09 December, 2022

Louis Gottschalk

Louis Reichenthal Gottschalk was an American historian, an expert on Lafayette and the French Revolution. He taught for many years at the University of Chicago, where he was the Gustavus F. and Ann M. Swift Distinguished Service Professor of History.

He was born as Louis Gottschalk, the sixth of eight children of Morris and Anna (née Krystal) Gottschalk, Jewish immigrants to Brooklyn from Poland. He graduated from Cornell University with an A.B. in 1919, A.M. in 1920, and the Ph.D. in 1921, under the supervision of Carl L. Becker. During World War I, he served as an apprentice seaman from October 4, 1918 to November 11, 1918, a total of thirty eight days, at the Naval Unit at Cornell in Ithaca, New York. He taught briefly at the University of Illinois, and joined the University of Louisville faculty in 1923, but resigned in protest in 1927 after a friend and colleague in the history department was fired as part of an attempt by the university administration to abolish tenure. He joined the University of Chicago in 1927, was promoted to full professor in 1935, and chaired the history department from 1937 to 1942. He was given his endowed chair, the Gustavus F. and Ann M. Swift Distinguished Service Professorship of History, in 1959. In 1965, facing forced retirement from Chicago, he moved again to the University of Illinois at Chicago so that he could continue teaching.

From 1929 to 1943, he served as assistant editor of the Journal of Modern History; for three years following, he was acting editor. He was president of the American Historical Association in 1953 and the second president of the American Society for Eighteenth-Century Studies.
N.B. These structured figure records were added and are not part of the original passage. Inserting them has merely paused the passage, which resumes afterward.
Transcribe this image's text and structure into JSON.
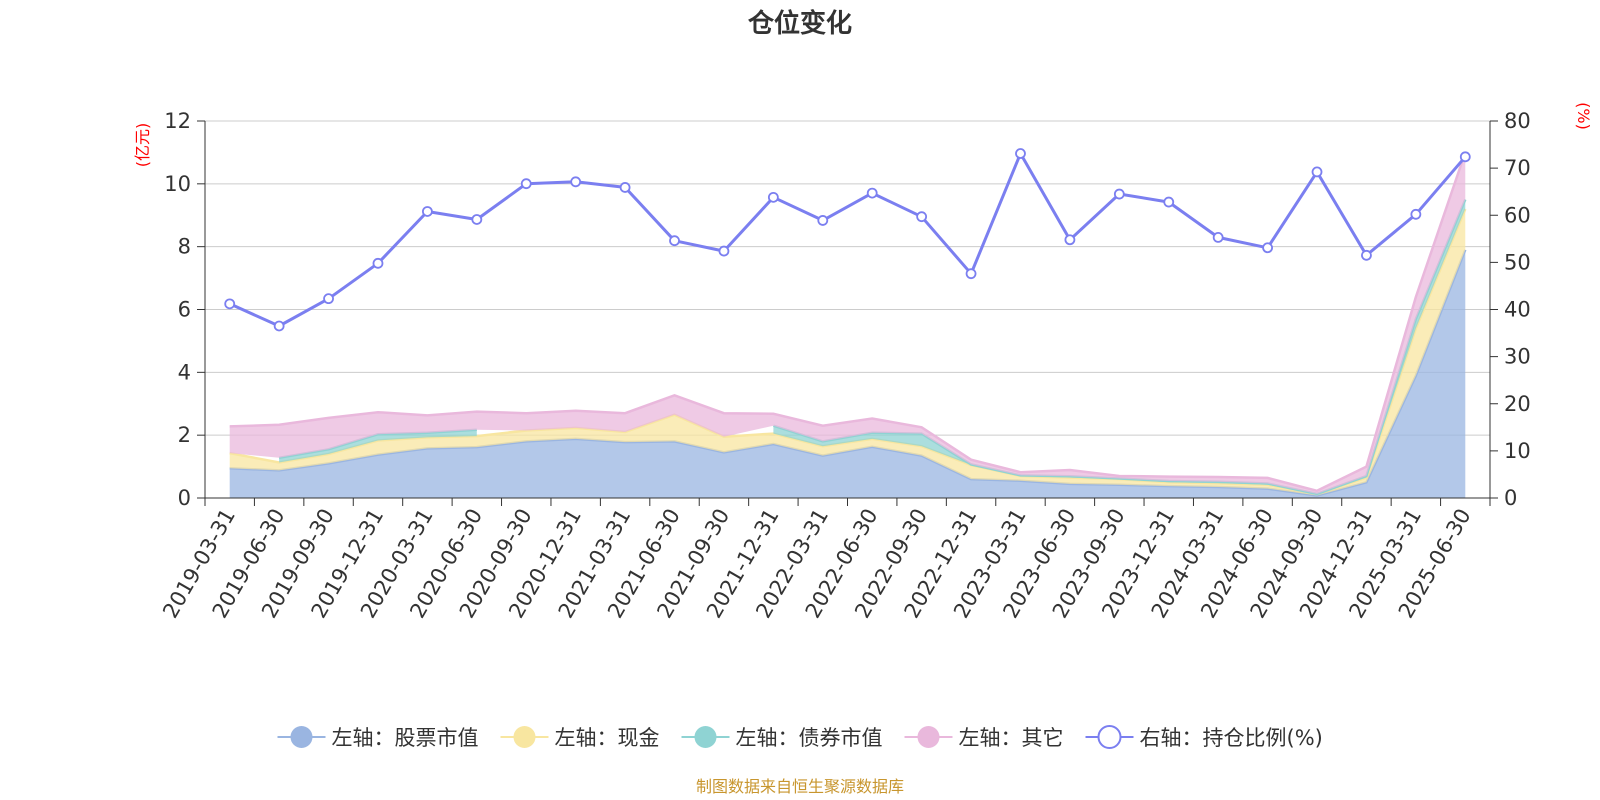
{
  "title": "仓位变化",
  "left_unit": "(亿元)",
  "right_unit": "(%)",
  "source": "制图数据来自恒生聚源数据库",
  "colors": {
    "stock": "#9ab5e1",
    "cash": "#f8e6a0",
    "bond": "#8fd3d3",
    "other": "#e9b8dc",
    "ratio": "#7b7ff0"
  },
  "legend": [
    {
      "key": "stock",
      "label": "左轴：股票市值",
      "icon": "filled-circle"
    },
    {
      "key": "cash",
      "label": "左轴：现金",
      "icon": "filled-circle"
    },
    {
      "key": "bond",
      "label": "左轴：债券市值",
      "icon": "filled-circle"
    },
    {
      "key": "other",
      "label": "左轴：其它",
      "icon": "filled-circle"
    },
    {
      "key": "ratio",
      "label": "右轴：持仓比例(%)",
      "icon": "hollow-circle"
    }
  ],
  "chart_data": {
    "type": "area",
    "stacked": true,
    "title": "仓位变化",
    "x": [
      "2019-03-31",
      "2019-06-30",
      "2019-09-30",
      "2019-12-31",
      "2020-03-31",
      "2020-06-30",
      "2020-09-30",
      "2020-12-31",
      "2021-03-31",
      "2021-06-30",
      "2021-09-30",
      "2021-12-31",
      "2022-03-31",
      "2022-06-30",
      "2022-09-30",
      "2022-12-31",
      "2023-03-31",
      "2023-06-30",
      "2023-09-30",
      "2023-12-31",
      "2024-03-31",
      "2024-06-30",
      "2024-09-30",
      "2024-12-31",
      "2025-03-31",
      "2025-06-30"
    ],
    "y_left": {
      "unit": "(亿元)",
      "range": [
        0,
        12
      ],
      "ticks": [
        0,
        2,
        4,
        6,
        8,
        10,
        12
      ]
    },
    "y_right": {
      "unit": "(%)",
      "range": [
        0,
        80
      ],
      "ticks": [
        0,
        10,
        20,
        30,
        40,
        50,
        60,
        70,
        80
      ]
    },
    "grid": true,
    "legend_position": "bottom",
    "series": [
      {
        "name": "左轴：股票市值",
        "key": "stock",
        "axis": "left",
        "values": [
          0.95,
          0.88,
          1.1,
          1.38,
          1.58,
          1.62,
          1.8,
          1.88,
          1.78,
          1.8,
          1.45,
          1.72,
          1.35,
          1.63,
          1.35,
          0.6,
          0.55,
          0.45,
          0.42,
          0.38,
          0.35,
          0.3,
          0.08,
          0.5,
          3.9,
          7.9
        ]
      },
      {
        "name": "左轴：现金",
        "key": "cash",
        "axis": "left",
        "values": [
          0.48,
          0.25,
          0.3,
          0.45,
          0.35,
          0.35,
          0.35,
          0.35,
          0.32,
          0.85,
          0.5,
          0.33,
          0.3,
          0.25,
          0.3,
          0.45,
          0.15,
          0.2,
          0.18,
          0.12,
          0.12,
          0.12,
          0.05,
          0.15,
          1.5,
          1.3
        ]
      },
      {
        "name": "左轴：债券市值",
        "key": "bond",
        "axis": "left",
        "values": [
          null,
          0.15,
          0.15,
          0.2,
          0.15,
          0.2,
          null,
          null,
          null,
          null,
          null,
          0.25,
          0.15,
          0.2,
          0.4,
          0.02,
          0.02,
          0.04,
          0.02,
          0.04,
          0.05,
          0.04,
          0.0,
          0.05,
          0.3,
          0.3
        ]
      },
      {
        "name": "左轴：其它",
        "key": "other",
        "axis": "left",
        "values": [
          0.85,
          1.05,
          1.0,
          0.7,
          0.55,
          0.58,
          0.55,
          0.55,
          0.6,
          0.62,
          0.75,
          0.38,
          0.5,
          0.45,
          0.2,
          0.15,
          0.1,
          0.2,
          0.08,
          0.14,
          0.15,
          0.18,
          0.1,
          0.3,
          0.7,
          1.5
        ]
      },
      {
        "name": "右轴：持仓比例(%)",
        "key": "ratio",
        "axis": "right",
        "type": "line",
        "values": [
          41.2,
          36.5,
          42.3,
          49.8,
          60.8,
          59.1,
          66.7,
          67.1,
          65.9,
          54.6,
          52.4,
          63.8,
          58.9,
          64.7,
          59.7,
          47.6,
          73.1,
          54.8,
          64.5,
          62.8,
          55.3,
          53.1,
          69.2,
          51.5,
          60.2,
          72.4
        ]
      }
    ]
  }
}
He met poet Laura Riding, then known by her maiden name, Laura Reichenthal, while she was a student at Cornell and he was a graduate assistant there. They married on November 2, 1920, and he took her last name as his middle name. However, they divorced in 1925. He later married Fruma Kasden, in 1930; they had two sons. Fruma Gottschalk later taught Russian at the University of Chicago, and died in 1995.